Posted 18 May 2011 - 01:30 PM

I think maybe in those kind of situations, the problem is I don't really have enough experience to be able to see when you would actually need code that's pretty much completely careless of anything that gets made or returned? In what relations you would actually have a use for that? (other than maybe again as I said, forcing an interface to the client code so it uses polymorphism for whatever it needs to hide the concrete type of?)

### #10A Brain in a Vat  Members

Posted 18 May 2011 - 01:50 PM

I think maybe in those kind of situations, the problem is I don't really have enough experience to be able to see when you would actually need code that's pretty much completely careless of anything that gets made or returned? In what relations you would actually have a use for that?

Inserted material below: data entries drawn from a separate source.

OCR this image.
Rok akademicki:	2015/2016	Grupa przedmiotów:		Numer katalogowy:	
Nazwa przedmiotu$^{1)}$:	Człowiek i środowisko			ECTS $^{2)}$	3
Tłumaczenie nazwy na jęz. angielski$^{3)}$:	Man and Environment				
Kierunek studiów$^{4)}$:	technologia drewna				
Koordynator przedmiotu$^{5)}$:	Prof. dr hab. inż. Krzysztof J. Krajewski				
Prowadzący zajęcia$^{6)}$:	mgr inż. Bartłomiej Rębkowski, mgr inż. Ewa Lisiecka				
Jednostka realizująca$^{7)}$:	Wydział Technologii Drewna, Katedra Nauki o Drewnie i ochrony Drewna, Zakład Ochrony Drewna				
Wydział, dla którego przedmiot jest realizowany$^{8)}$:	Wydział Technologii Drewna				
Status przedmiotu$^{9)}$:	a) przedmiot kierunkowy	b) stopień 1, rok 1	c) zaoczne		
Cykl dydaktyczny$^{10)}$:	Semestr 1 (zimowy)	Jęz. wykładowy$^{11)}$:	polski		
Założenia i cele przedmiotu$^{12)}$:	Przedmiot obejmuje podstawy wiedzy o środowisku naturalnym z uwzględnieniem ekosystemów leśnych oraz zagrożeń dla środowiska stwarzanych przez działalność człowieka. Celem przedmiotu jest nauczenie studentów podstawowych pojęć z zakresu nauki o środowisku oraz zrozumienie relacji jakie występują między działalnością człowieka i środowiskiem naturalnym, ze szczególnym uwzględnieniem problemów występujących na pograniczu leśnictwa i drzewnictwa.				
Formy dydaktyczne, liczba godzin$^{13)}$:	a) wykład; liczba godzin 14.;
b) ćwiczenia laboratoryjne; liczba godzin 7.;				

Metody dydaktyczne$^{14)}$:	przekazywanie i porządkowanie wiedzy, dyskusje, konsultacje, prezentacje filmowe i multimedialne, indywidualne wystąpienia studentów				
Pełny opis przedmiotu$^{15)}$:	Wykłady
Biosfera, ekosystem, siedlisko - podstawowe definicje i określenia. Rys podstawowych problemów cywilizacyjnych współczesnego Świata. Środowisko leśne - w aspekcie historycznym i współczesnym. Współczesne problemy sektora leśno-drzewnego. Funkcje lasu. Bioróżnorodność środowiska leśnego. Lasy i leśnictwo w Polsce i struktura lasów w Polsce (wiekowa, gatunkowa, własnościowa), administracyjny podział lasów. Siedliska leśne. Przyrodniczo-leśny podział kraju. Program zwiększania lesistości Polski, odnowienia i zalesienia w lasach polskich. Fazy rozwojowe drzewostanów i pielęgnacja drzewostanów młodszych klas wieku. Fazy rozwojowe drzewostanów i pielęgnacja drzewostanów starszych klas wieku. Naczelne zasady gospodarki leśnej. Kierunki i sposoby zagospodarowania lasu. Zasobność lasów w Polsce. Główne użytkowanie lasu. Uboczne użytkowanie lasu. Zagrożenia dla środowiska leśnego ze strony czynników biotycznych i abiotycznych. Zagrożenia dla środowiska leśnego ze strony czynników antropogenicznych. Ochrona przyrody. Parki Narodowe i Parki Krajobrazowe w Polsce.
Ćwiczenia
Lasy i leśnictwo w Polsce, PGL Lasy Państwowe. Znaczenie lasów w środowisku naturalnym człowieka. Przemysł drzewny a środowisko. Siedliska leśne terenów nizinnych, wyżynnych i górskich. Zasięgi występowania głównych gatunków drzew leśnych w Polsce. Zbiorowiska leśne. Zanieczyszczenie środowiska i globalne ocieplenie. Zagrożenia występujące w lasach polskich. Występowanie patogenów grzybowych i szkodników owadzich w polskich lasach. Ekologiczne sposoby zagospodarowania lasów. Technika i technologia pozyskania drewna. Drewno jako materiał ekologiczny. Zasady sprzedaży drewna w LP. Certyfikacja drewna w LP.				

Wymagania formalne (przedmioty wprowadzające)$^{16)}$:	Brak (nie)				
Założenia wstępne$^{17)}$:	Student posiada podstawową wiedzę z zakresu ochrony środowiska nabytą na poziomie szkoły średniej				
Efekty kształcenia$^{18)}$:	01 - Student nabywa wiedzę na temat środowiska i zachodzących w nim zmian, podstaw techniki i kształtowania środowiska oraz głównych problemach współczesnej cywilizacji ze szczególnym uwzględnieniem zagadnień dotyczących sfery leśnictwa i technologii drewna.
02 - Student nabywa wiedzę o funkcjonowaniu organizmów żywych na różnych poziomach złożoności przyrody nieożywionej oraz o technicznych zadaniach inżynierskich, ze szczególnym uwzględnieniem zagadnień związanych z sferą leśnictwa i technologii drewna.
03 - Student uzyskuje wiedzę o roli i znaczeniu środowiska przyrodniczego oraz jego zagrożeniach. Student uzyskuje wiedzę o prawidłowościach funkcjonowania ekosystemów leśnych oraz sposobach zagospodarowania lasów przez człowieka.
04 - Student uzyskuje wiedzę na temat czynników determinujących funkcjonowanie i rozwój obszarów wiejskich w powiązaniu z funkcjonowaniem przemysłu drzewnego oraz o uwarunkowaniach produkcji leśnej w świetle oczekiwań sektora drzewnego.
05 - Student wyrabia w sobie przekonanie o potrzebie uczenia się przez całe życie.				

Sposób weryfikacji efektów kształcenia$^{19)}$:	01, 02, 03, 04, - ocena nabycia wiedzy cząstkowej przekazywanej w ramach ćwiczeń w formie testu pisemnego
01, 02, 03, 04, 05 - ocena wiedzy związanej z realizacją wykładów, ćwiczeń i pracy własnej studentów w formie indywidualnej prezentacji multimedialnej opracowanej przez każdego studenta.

Sounds like you've been learning C++ but not Object Oriented Programming. That's okay, to a point, depending on your purposes, but if you're going to be reading about factory patterns then you really need to learn about OO and understand its motivations.

There's information all over the internet about OO, so I won't bother pointing you to some, just search and learn. The reason I'm suggesting this is that every C++ programmer should be able to answer the very question you just asked. Some might say the whole point of C++ is to do exactly that: use code without knowing anything about it. The word for that is Abstraction. You really need to learn about it and the other OO concepts before you learn about design patterns because the vast majority of them are OO design patterns.

### #11PastryCat  Members

Posted 18 May 2011 - 01:53 PM

Well actually I did edit my post the second you replied to add the fact that you could use it to force interfaces onto the client code, so polymorphism would be used as a clean way of working with the returned objects, if that was your point?

### #12A Brain in a Vat  Members

Posted 18 May 2011 - 01:57 PM

Changed my mind. Read this: http://www.cs.qub.ac.uk/~P.Hanna/JavaProgramming/Lecture2/Java%20-%20Lecture%202%20-%20OOP%201.pdf

### #13A Brain in a Vat  Members

Posted 18 May 2011 - 02:01 PM

Well actually I did edit my post the second you replied to add the fact that you could use it to force interfaces onto the client code, so polymorphism would be used as a clean way of working with the returned objects, if that was your point?

If you're asking: Do factories provide a clean way of allowing "client code" to have knowledge of only interfaces, then the answer is Yes.

Without a factory, the code would have to do:

void MyFunc(  )
{
// MyFunc has to know what a DerivedObject is.. it has to include its include file, and it has no flexibility regarding whether it creates DerivedType or DerivedType2
BaseObject * myObject = new DerivedObject();
}


### #14PastryCat  Members

Posted 18 May 2011 - 02:06 PM

If you're asking: Do factories provide a clean way of allowing "client code" to have knowledge of only interfaces, then the answer is Yes.

Yeah that was the direction I was going for ^^ By doing that you're ensuring that you only ever work with abstractions of the concrete objects that gets created by the factories, without having to know certain details of how it needs to be initialized and so forth.

### #15LorenzoGatti  Members

Posted 26 May 2011 - 01:38 AM

Another important reason to use factories, which is likely to be relevant in a game, is ensuring coherence in covariant types that have expectations on the concrete types, and not only the public interface, of other objects created separately.
For example you could have a few interfaces to represent network stuff (Socket, Address, etc.) each with multiple implementations (e.g. IPv4 or IPv6). Trying to use an IPv6Socket with an IPv4Address would be an error: instead of creating concrete types like these directly and risking mismatches, you could rely on a NetworkStuffFactory (createSocket(), createAddress(), etc.) interface and choose in one place to use, say, a concrete Ipv6NetworkStuffFactory that creates compatible objects.